Background: In the International Randomized Study of Interferon and STI571 (IRIS), 553 patients (pts) with newly diagnosed CML-CP were randomized to receive imatinib (IM) 400 mg/d. The 5-year analysis of these pts showed that first-line IM yielded an estimated 87% cumulative CCyR rate and an estimated 89% overall survival (OS) and was generally well tolerated (Druker et al, NEJM 2006). We analyzed the IM pharmacokinetic (PK) exposure and evaluated its effect on efficacy and safety parameters.
Methods: Pts were grouped into quartiles according to IM trough plasma concentrations at steady state (day 29 of therapy; Q1 <647 ng/mL, Q2+Q3, and Q4 >1170 ng/mL). Adverse events (AEs) and discontinuations as well as CCyR (0% Ph+) rates were summarized based on these groups. A multivariate analysis was performed using stepwise logistic regression to examine whether IM plasma levels are prognostic for ability to achieve a CCyR independently of Sokal risk group, patient demographics, and laboratory data. Criteria for inclusion of variables into the statistical model was a P<0.15, and a P<0.05 was required for variables to remain in the final model.

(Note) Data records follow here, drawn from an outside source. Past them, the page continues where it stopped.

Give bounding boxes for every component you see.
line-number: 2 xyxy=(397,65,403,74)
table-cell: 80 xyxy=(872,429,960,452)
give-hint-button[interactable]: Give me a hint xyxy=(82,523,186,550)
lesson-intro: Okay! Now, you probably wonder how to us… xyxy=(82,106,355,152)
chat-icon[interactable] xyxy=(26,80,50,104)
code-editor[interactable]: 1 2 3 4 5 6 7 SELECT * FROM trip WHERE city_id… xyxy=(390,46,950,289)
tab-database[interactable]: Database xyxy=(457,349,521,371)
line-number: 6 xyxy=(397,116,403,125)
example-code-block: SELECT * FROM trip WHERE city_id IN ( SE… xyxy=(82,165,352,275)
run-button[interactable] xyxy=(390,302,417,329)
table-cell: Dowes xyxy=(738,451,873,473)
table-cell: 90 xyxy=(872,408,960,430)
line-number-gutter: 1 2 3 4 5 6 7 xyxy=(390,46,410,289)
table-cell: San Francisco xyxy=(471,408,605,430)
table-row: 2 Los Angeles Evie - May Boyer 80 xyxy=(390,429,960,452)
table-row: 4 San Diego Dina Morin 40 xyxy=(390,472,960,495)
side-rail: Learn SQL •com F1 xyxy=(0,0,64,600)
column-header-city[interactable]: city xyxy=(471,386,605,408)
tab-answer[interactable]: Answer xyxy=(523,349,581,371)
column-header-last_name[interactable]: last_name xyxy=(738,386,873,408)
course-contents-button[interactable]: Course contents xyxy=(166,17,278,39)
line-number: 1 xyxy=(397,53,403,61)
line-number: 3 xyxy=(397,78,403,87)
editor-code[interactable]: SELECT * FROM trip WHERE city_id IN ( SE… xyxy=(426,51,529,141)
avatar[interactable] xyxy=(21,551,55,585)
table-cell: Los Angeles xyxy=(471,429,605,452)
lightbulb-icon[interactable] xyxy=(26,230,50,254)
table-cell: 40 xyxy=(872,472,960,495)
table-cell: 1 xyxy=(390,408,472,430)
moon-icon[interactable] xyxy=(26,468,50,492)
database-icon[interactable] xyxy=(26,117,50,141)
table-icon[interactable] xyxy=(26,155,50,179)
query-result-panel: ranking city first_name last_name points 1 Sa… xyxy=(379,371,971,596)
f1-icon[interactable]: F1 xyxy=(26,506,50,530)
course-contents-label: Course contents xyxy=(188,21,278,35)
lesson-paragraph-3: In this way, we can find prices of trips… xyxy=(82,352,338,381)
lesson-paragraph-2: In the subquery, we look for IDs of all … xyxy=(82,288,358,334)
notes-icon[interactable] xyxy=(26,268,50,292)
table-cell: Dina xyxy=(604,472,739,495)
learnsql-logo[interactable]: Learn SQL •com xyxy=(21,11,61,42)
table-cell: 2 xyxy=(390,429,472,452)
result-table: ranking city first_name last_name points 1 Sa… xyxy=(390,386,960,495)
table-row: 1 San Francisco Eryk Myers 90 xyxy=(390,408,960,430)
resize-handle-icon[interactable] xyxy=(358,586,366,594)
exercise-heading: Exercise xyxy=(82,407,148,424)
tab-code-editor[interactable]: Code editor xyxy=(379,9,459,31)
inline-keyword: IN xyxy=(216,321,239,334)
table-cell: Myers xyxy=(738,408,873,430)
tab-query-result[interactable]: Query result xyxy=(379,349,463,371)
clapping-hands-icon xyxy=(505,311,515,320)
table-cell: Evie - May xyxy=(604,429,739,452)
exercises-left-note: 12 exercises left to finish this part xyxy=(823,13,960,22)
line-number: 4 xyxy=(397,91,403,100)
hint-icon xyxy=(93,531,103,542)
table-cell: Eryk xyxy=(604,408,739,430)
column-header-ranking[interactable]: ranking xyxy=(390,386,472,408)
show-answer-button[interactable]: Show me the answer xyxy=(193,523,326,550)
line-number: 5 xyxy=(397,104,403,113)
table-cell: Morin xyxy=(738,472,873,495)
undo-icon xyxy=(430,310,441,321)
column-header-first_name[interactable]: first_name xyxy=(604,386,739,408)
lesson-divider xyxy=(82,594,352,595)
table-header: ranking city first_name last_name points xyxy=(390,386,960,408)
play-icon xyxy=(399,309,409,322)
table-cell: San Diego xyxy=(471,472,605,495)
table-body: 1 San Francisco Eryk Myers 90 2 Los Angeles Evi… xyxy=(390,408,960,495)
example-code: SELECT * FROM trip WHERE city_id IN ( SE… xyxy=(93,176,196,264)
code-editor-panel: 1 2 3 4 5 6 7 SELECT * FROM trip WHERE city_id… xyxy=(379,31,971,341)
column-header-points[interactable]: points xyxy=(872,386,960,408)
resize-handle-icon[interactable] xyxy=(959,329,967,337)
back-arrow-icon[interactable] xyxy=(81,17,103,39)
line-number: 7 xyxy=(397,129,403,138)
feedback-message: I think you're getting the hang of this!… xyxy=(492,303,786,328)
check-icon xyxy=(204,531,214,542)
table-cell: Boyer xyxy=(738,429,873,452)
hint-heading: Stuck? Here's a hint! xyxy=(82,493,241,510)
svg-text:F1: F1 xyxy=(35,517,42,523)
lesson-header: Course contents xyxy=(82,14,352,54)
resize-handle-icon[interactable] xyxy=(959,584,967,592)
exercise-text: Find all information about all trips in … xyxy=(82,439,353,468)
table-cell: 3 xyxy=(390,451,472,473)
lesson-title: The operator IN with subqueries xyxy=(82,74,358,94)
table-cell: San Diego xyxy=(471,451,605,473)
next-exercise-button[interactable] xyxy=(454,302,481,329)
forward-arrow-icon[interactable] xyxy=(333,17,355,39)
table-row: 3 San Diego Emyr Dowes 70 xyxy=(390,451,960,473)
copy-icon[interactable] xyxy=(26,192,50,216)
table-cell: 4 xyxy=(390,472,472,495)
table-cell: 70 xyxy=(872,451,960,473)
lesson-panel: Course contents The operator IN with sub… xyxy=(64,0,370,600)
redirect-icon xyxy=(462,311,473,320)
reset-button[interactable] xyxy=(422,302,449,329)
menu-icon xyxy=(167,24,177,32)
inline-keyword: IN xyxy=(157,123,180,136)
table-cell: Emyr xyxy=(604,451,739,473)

Results: Of 351 pts for whom PK samples were available, 105 (30%) have discontinued imatinib therapy: 41% of pts with low IM trough levels (Q1), 28% in Q2-Q3, and 23% in Q4. “Unsatisfactory therapeutic effect” was the most frequently cited reason for discontinuation in 18%, 15%, and 8% of pts in Q1, Q2-Q3, and Q4, respectively. Fluid retention, rash, myalgia, and anemia were more frequent relevant AEs, of any grade, among pts in Q4 vs Q1 group (76% vs 53%, 51% vs 32%, 30% vs 20% and 20% vs 8%, respectively), but these events did not translate into significantly higher discontinuations due to AEs. Muscle cramps, diarrhea, abdominal pain, headache, and hemorrhage were less frequent among pts with highest IM trough levels vs those with the lowest, suggesting that some AEs may be disease related. Overall, CCyR rates were 76% in pts with lowest IM trough levels (Q1), 85% in pts with intermediate levels (Q2-Q3), and 92% in pts with the highest trough levels (Q4) (P=0.013, Fisher’s exact test). Of pts with both Sokal risk and PK sample available, 50% were in the low risk group, 32% in the intermediate, and 18% in the high risk group; their CCyR rates were 94%, 84%, and 73%, respectively (P=0.002). Within each Sokal group, the prognostic effect of IM trough levels was most apparent in pts of intermediate risk, among whom 64% achieved CCyR in Q1 vs 94% in Q4 (P=0.015). Of all the evaluated prognostic variables, only Sokal risk and IM trough plasma level were prognostic for ability to achieve a CCyR. Based on the final multivariate model, for an increase by one Sokal risk level, the odds ratio of achieving a CCyR was 0.55 (95% CI, 0.32–0.93, P=0.027), while an increase by 250 ng/mL in IM trough yielded an odds ratio of 1.77 (1.22–2.56, P=0.003). No other factors met the selection criteria to remain in the final model.
Conclusion: These results suggest that achieving an adequate IM plasma level is important for a good clinical response. Monitoring of IM plasma concentrations should be encouraged in patients with poor response.
Disclosure:Employment: Gathmann--Novartis. Consultancy: Larson, Guilhot - Novartis. Ownership Interests: Gathmann - Novartis. Research Funding: Larson - Novartis. Honoraria Information: Larson, Guilhot - Novartis. Paid Export Testimony Information: Larson - Novartis.